The Impact of the Patient Protection and Affordable Care Act on Job Creators and the Economy

July 25, 2012

The Patient Protection and Affordable Care Act (ACA) will radically transform the U.S. health care system. Arguably the most radical piece of legislation ever passed by Congress, the law seeks to provide health insurance to many Americans by requiring many employers to provide coverage. This provision, however, threatens the fragile economic recovery in the United States, says John C. Goodman, president of the National Center for Policy Analysis and a research fellow with the Independent Institute.

This is first true when mandated coverage is understood as a raise to the minimum wage. Economists have found that noncash benefits typically substitute dollar-for-dollar with real cash wages. Thus, the cost to the employer of providing coverage will be taken directly from potential wages.

  • The Congressional Budget Office (CBO) estimates the average annual cost of a minimum benefit package at $4,500 to $5,000 for individuals and $12,000 to $12,500 for families in 2016.
  • That translates into a minimum health benefit of $2.28 an hour for full-time workers with individual coverage and $5.89 an hour for full-time employees with family coverage.
  • Thus, the minimum cost of labor will be a $7.25 cash minimum wage and a $5.89 health minimum wage (family), for a total of $13.14 an hour or about $27,331 a year.
  • Any worker whose productivity level is below this wage will be hard-pressed to find a job.
  • Further, employers will be further incentivized to invest in capital that can perform simple tasks and price low-skilled workers out of the market entirely.

Aside from this impact on the labor market, Americans will also face a new economic burden in the form of taxes.
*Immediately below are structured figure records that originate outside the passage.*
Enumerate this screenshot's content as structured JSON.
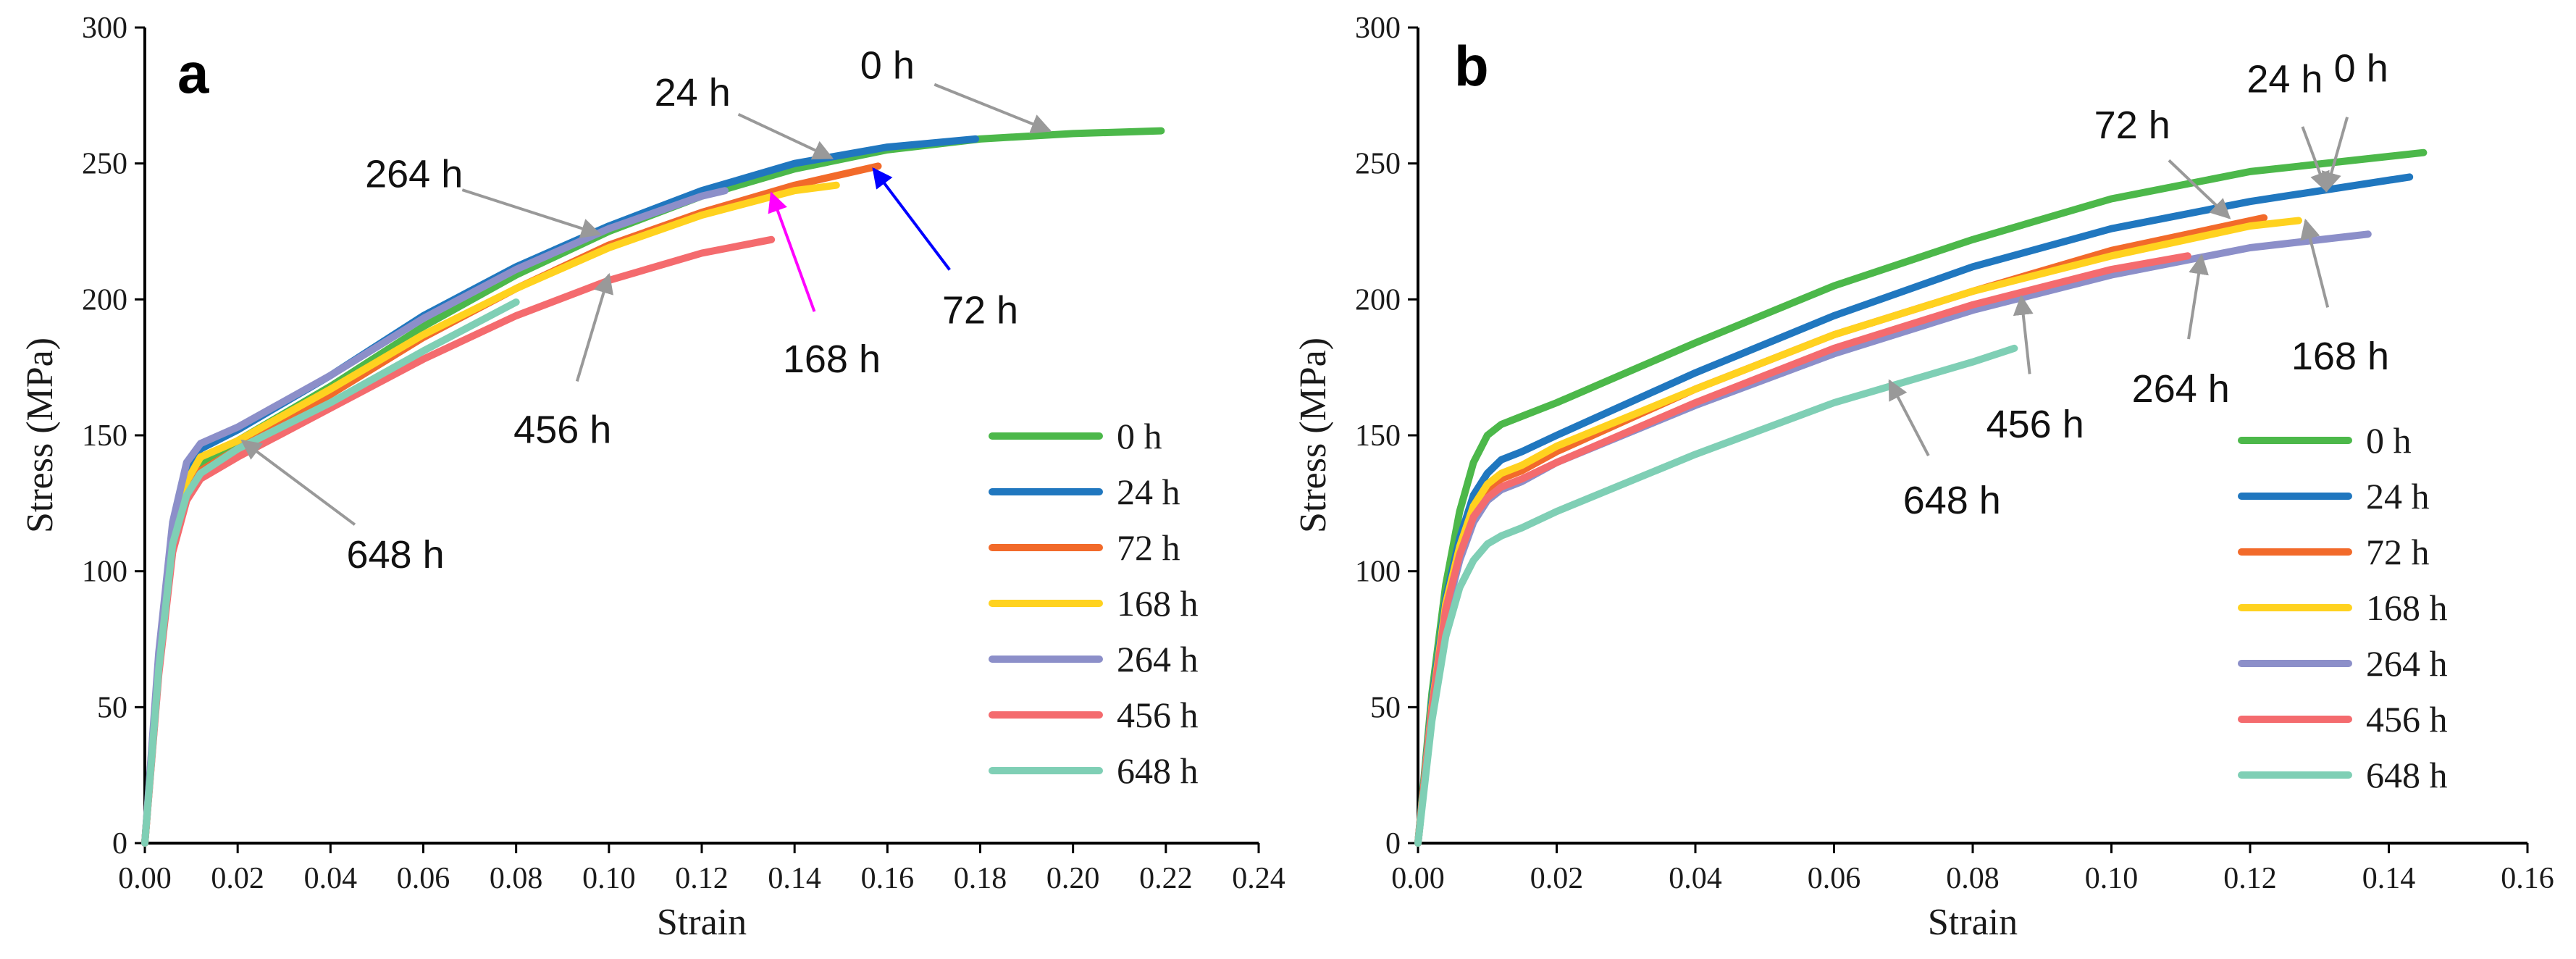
{
  "chart_data": [
    {
      "type": "line",
      "panel_label": "a",
      "xlabel": "Strain",
      "ylabel": "Stress (MPa)",
      "xlim": [
        0,
        0.24
      ],
      "ylim": [
        0,
        300
      ],
      "xticks": [
        "0.00",
        "0.02",
        "0.04",
        "0.06",
        "0.08",
        "0.10",
        "0.12",
        "0.14",
        "0.16",
        "0.18",
        "0.20",
        "0.22",
        "0.24"
      ],
      "yticks": [
        "0",
        "50",
        "100",
        "150",
        "200",
        "250",
        "300"
      ],
      "legend_position": "bottom-right",
      "series": [
        {
          "name": "0 h",
          "color": "#4cb84a",
          "x": [
            0,
            0.003,
            0.006,
            0.009,
            0.012,
            0.02,
            0.04,
            0.06,
            0.08,
            0.1,
            0.12,
            0.14,
            0.16,
            0.18,
            0.2,
            0.219
          ],
          "y": [
            0,
            65,
            110,
            132,
            140,
            148,
            168,
            190,
            209,
            225,
            238,
            248,
            255,
            259,
            261,
            262
          ]
        },
        {
          "name": "24 h",
          "color": "#2077bf",
          "x": [
            0,
            0.003,
            0.006,
            0.009,
            0.012,
            0.02,
            0.04,
            0.06,
            0.08,
            0.1,
            0.12,
            0.14,
            0.16,
            0.179
          ],
          "y": [
            0,
            68,
            115,
            138,
            145,
            152,
            172,
            194,
            212,
            227,
            240,
            250,
            256,
            259
          ]
        },
        {
          "name": "72 h",
          "color": "#f26a2a",
          "x": [
            0,
            0.003,
            0.006,
            0.009,
            0.012,
            0.02,
            0.04,
            0.06,
            0.08,
            0.1,
            0.12,
            0.14,
            0.158
          ],
          "y": [
            0,
            63,
            108,
            128,
            137,
            145,
            165,
            186,
            204,
            220,
            232,
            242,
            249
          ]
        },
        {
          "name": "168 h",
          "color": "#ffd21f",
          "x": [
            0,
            0.003,
            0.006,
            0.009,
            0.012,
            0.02,
            0.04,
            0.06,
            0.08,
            0.1,
            0.12,
            0.14,
            0.149
          ],
          "y": [
            0,
            66,
            112,
            133,
            142,
            148,
            167,
            187,
            204,
            219,
            231,
            240,
            242
          ]
        },
        {
          "name": "264 h",
          "color": "#8c8fc9",
          "x": [
            0,
            0.003,
            0.006,
            0.009,
            0.012,
            0.02,
            0.04,
            0.06,
            0.08,
            0.1,
            0.12,
            0.125
          ],
          "y": [
            0,
            70,
            118,
            140,
            147,
            153,
            172,
            193,
            211,
            226,
            238,
            240
          ]
        },
        {
          "name": "456 h",
          "color": "#f46b6e",
          "x": [
            0,
            0.003,
            0.006,
            0.009,
            0.012,
            0.02,
            0.04,
            0.06,
            0.08,
            0.1,
            0.12,
            0.135
          ],
          "y": [
            0,
            62,
            107,
            126,
            134,
            142,
            160,
            178,
            194,
            207,
            217,
            222
          ]
        },
        {
          "name": "648 h",
          "color": "#7fcfb5",
          "x": [
            0,
            0.003,
            0.006,
            0.009,
            0.012,
            0.02,
            0.04,
            0.06,
            0.08
          ],
          "y": [
            0,
            64,
            110,
            128,
            136,
            145,
            162,
            181,
            199
          ]
        }
      ],
      "annotations": [
        {
          "text": "0 h",
          "arrow_color": "#999999",
          "text_at": [
            0.16,
            286
          ],
          "tip": [
            0.195,
            262
          ]
        },
        {
          "text": "24 h",
          "arrow_color": "#999999",
          "text_at": [
            0.118,
            276
          ],
          "tip": [
            0.148,
            252
          ]
        },
        {
          "text": "264 h",
          "arrow_color": "#999999",
          "text_at": [
            0.058,
            246
          ],
          "tip": [
            0.098,
            224
          ]
        },
        {
          "text": "72 h",
          "arrow_color": "#0000ff",
          "text_at": [
            0.18,
            196
          ],
          "tip": [
            0.157,
            248
          ]
        },
        {
          "text": "168 h",
          "arrow_color": "#ff00ff",
          "text_at": [
            0.148,
            178
          ],
          "tip": [
            0.135,
            239
          ]
        },
        {
          "text": "456 h",
          "arrow_color": "#999999",
          "text_at": [
            0.09,
            152
          ],
          "tip": [
            0.1,
            209
          ]
        },
        {
          "text": "648 h",
          "arrow_color": "#999999",
          "text_at": [
            0.054,
            106
          ],
          "tip": [
            0.021,
            148
          ]
        }
      ]
    },
    {
      "type": "line",
      "panel_label": "b",
      "xlabel": "Strain",
      "ylabel": "Stress (MPa)",
      "xlim": [
        0,
        0.16
      ],
      "ylim": [
        0,
        300
      ],
      "xticks": [
        "0.00",
        "0.02",
        "0.04",
        "0.06",
        "0.08",
        "0.10",
        "0.12",
        "0.14",
        "0.16"
      ],
      "yticks": [
        "0",
        "50",
        "100",
        "150",
        "200",
        "250",
        "300"
      ],
      "legend_position": "bottom-right",
      "series": [
        {
          "name": "0 h",
          "color": "#4cb84a",
          "x": [
            0,
            0.002,
            0.004,
            0.006,
            0.008,
            0.01,
            0.012,
            0.015,
            0.02,
            0.04,
            0.06,
            0.08,
            0.1,
            0.12,
            0.145
          ],
          "y": [
            0,
            55,
            95,
            122,
            140,
            150,
            154,
            157,
            162,
            184,
            205,
            222,
            237,
            247,
            254
          ]
        },
        {
          "name": "24 h",
          "color": "#2077bf",
          "x": [
            0,
            0.002,
            0.004,
            0.006,
            0.008,
            0.01,
            0.012,
            0.015,
            0.02,
            0.04,
            0.06,
            0.08,
            0.1,
            0.12,
            0.143
          ],
          "y": [
            0,
            52,
            90,
            112,
            128,
            136,
            141,
            144,
            150,
            173,
            194,
            212,
            226,
            236,
            245
          ]
        },
        {
          "name": "72 h",
          "color": "#f26a2a",
          "x": [
            0,
            0.002,
            0.004,
            0.006,
            0.008,
            0.01,
            0.012,
            0.015,
            0.02,
            0.04,
            0.06,
            0.08,
            0.1,
            0.122
          ],
          "y": [
            0,
            50,
            87,
            108,
            122,
            130,
            134,
            137,
            144,
            167,
            187,
            203,
            218,
            230
          ]
        },
        {
          "name": "168 h",
          "color": "#ffd21f",
          "x": [
            0,
            0.002,
            0.004,
            0.006,
            0.008,
            0.01,
            0.012,
            0.015,
            0.02,
            0.04,
            0.06,
            0.08,
            0.1,
            0.12,
            0.127
          ],
          "y": [
            0,
            50,
            88,
            109,
            124,
            132,
            136,
            139,
            146,
            167,
            187,
            203,
            216,
            227,
            229
          ]
        },
        {
          "name": "264 h",
          "color": "#8c8fc9",
          "x": [
            0,
            0.002,
            0.004,
            0.006,
            0.008,
            0.01,
            0.012,
            0.015,
            0.02,
            0.04,
            0.06,
            0.08,
            0.1,
            0.12,
            0.137
          ],
          "y": [
            0,
            48,
            84,
            104,
            118,
            126,
            130,
            133,
            140,
            161,
            180,
            196,
            209,
            219,
            224
          ]
        },
        {
          "name": "456 h",
          "color": "#f46b6e",
          "x": [
            0,
            0.002,
            0.004,
            0.006,
            0.008,
            0.01,
            0.012,
            0.015,
            0.02,
            0.04,
            0.06,
            0.08,
            0.1,
            0.111
          ],
          "y": [
            0,
            49,
            86,
            106,
            120,
            127,
            131,
            134,
            140,
            162,
            182,
            198,
            211,
            216
          ]
        },
        {
          "name": "648 h",
          "color": "#7fcfb5",
          "x": [
            0,
            0.002,
            0.004,
            0.006,
            0.008,
            0.01,
            0.012,
            0.015,
            0.02,
            0.04,
            0.06,
            0.08,
            0.086
          ],
          "y": [
            0,
            45,
            76,
            94,
            104,
            110,
            113,
            116,
            122,
            143,
            162,
            177,
            182
          ]
        }
      ],
      "annotations": [
        {
          "text": "0 h",
          "arrow_color": "#999999",
          "text_at": [
            0.136,
            285
          ],
          "tip": [
            0.131,
            240
          ]
        },
        {
          "text": "24 h",
          "arrow_color": "#999999",
          "text_at": [
            0.125,
            281
          ],
          "tip": [
            0.131,
            240
          ]
        },
        {
          "text": "72 h",
          "arrow_color": "#999999",
          "text_at": [
            0.103,
            264
          ],
          "tip": [
            0.117,
            230
          ]
        },
        {
          "text": "168 h",
          "arrow_color": "#999999",
          "text_at": [
            0.133,
            179
          ],
          "tip": [
            0.128,
            229
          ]
        },
        {
          "text": "264 h",
          "arrow_color": "#999999",
          "text_at": [
            0.11,
            167
          ],
          "tip": [
            0.113,
            216
          ]
        },
        {
          "text": "456 h",
          "arrow_color": "#999999",
          "text_at": [
            0.089,
            154
          ],
          "tip": [
            0.087,
            201
          ]
        },
        {
          "text": "648 h",
          "arrow_color": "#999999",
          "text_at": [
            0.077,
            126
          ],
          "tip": [
            0.068,
            170
          ]
        }
      ]
    }
  ]
}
Both direct and indirect (felt through higher prices passed onto customers), these taxes will stifle economic growth.

  • Americans and American businesses will face more than $500 billion in 19 new types of taxes and fees over the next decade to fund health reform.
  • According to the Joint Committee on Taxation, about 73 million taxpayers earning less than $200,000 will see their taxes rise.
  • Additionally, the law's tax on medical devices will cost 45,661 jobs across that industry alone, according to former chief Labor Department economist Diana Furchtgott-Roth.

Source: John C. Goodman, "The Impact of the Patient Protection and Affordable Care Act on Job Creators and the Economy," testimony before the U.S. House Committee on Oversight and Government Reform, National Center for Policy Analysis, July 10, 2012.